Ces pauvres ministres étaient réellement hébétés par ce régime. L’estimable comte Dejean fut obligé de lui demander grâce un jour. Il calculait les dépenses de la guerre sous la dictée de l’empereur et était tellement ivre de chiffres et de calculs qu’il fut obligé de s’interrompre et de lui dire qu’il ne comprenait plus.

Un autre ministre tomba de sommeil appuyé sur son papier pendant que l’empereur lui parlait, et ne se réveilla qu’au bout d’un quart d’heure toujours parlant à Sa Majesté et lui répondant ; et c’était une des meilleures têtes.

La faveur des ministres avait des phases d’un mois ou six semaines. Quand un de ces pauvres gens voyait qu’il ne plaisait plus au maître, il redoublait de travail, devenait jaune et redoublait de complaisance envers le duc de Bassano. Tout à coup et à l’improviste, leur faveur revenait ; leurs femmes étaient invitées au cercle et ils étaient ivres de joie. Cette vie tuait, mais n’admettait pas l’ennui. Les mois passaient comme des journées.

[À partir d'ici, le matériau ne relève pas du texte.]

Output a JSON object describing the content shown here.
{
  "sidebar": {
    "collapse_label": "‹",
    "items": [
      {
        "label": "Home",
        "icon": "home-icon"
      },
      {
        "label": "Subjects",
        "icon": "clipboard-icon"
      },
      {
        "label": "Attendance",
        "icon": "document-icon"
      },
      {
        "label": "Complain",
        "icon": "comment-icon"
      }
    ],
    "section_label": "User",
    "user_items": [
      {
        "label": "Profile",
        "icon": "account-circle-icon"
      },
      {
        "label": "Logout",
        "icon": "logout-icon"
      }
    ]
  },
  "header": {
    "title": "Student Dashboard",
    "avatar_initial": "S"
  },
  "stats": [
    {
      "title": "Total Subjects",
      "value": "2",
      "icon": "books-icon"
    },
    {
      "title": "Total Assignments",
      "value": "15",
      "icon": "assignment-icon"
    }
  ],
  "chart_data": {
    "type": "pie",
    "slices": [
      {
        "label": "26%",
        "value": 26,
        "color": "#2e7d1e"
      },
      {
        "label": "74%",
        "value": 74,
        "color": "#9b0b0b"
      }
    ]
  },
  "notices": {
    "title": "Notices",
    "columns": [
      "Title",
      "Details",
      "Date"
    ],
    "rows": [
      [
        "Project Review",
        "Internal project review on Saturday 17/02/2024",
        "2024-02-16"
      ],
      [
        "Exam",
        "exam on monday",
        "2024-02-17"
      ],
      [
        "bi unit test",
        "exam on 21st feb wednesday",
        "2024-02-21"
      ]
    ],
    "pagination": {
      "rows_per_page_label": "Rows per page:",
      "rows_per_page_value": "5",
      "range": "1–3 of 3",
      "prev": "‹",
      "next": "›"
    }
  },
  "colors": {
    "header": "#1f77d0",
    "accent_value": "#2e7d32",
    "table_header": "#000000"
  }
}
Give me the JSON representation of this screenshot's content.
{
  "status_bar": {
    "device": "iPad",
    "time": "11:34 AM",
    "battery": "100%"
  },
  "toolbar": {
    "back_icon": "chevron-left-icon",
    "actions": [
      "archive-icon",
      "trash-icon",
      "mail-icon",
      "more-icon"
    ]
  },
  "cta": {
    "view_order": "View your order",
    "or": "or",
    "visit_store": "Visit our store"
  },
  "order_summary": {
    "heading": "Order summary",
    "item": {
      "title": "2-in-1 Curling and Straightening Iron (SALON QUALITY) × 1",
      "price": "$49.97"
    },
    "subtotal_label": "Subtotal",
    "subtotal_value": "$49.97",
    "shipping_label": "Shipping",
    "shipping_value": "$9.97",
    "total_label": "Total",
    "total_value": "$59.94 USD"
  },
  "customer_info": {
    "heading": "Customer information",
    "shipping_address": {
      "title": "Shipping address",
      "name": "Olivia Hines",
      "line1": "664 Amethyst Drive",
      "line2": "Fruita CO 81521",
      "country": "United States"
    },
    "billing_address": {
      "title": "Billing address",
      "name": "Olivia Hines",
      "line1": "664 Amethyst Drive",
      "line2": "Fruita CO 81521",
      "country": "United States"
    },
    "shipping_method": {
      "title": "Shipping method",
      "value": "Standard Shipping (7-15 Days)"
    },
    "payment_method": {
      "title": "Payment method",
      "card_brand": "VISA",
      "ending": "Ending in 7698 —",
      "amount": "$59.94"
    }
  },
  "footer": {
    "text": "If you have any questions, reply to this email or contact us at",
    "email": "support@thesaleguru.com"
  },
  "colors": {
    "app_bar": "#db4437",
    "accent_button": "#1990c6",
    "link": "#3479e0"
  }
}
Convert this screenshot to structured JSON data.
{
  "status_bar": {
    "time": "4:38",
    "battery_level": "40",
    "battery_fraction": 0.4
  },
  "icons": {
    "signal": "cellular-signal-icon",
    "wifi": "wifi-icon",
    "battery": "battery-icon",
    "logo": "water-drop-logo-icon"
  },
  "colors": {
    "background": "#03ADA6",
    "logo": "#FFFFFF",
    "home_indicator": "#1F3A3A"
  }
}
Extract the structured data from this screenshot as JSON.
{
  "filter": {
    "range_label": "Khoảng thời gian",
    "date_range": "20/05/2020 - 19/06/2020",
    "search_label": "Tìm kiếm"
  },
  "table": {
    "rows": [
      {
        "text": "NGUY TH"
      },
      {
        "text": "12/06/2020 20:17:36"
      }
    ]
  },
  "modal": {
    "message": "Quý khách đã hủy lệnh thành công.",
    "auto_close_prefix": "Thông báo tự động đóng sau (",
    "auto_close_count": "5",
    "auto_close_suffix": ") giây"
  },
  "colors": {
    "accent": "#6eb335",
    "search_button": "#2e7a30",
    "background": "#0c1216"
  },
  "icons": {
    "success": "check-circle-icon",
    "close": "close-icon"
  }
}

Quand l’empereur était content d’eux, il leur envoyait une dotation de dix mille livres de rente. Un jour, s’étant aperçu de quelque lourde sottise que lui avait fait faire le duc de Massa, il le renversa avec sa robe rouge sur un canapé et lui donna quelques coups de poing ; honteux de cette vivacité, il lui envoya soixante mille francs le lendemain. J’ai vu un de ses généraux les plus braves (le comte Curial), soutenir qu’un soufflet de l’empereur ne déshonorait pas, que ce n’était qu’une simple marque de mécontentement du chef de la France. Cela est vrai, mais il faut être bien libre de préjugés. Une autrefois, l’empereur donna des coups de pincettes au prince de Neuchâtel.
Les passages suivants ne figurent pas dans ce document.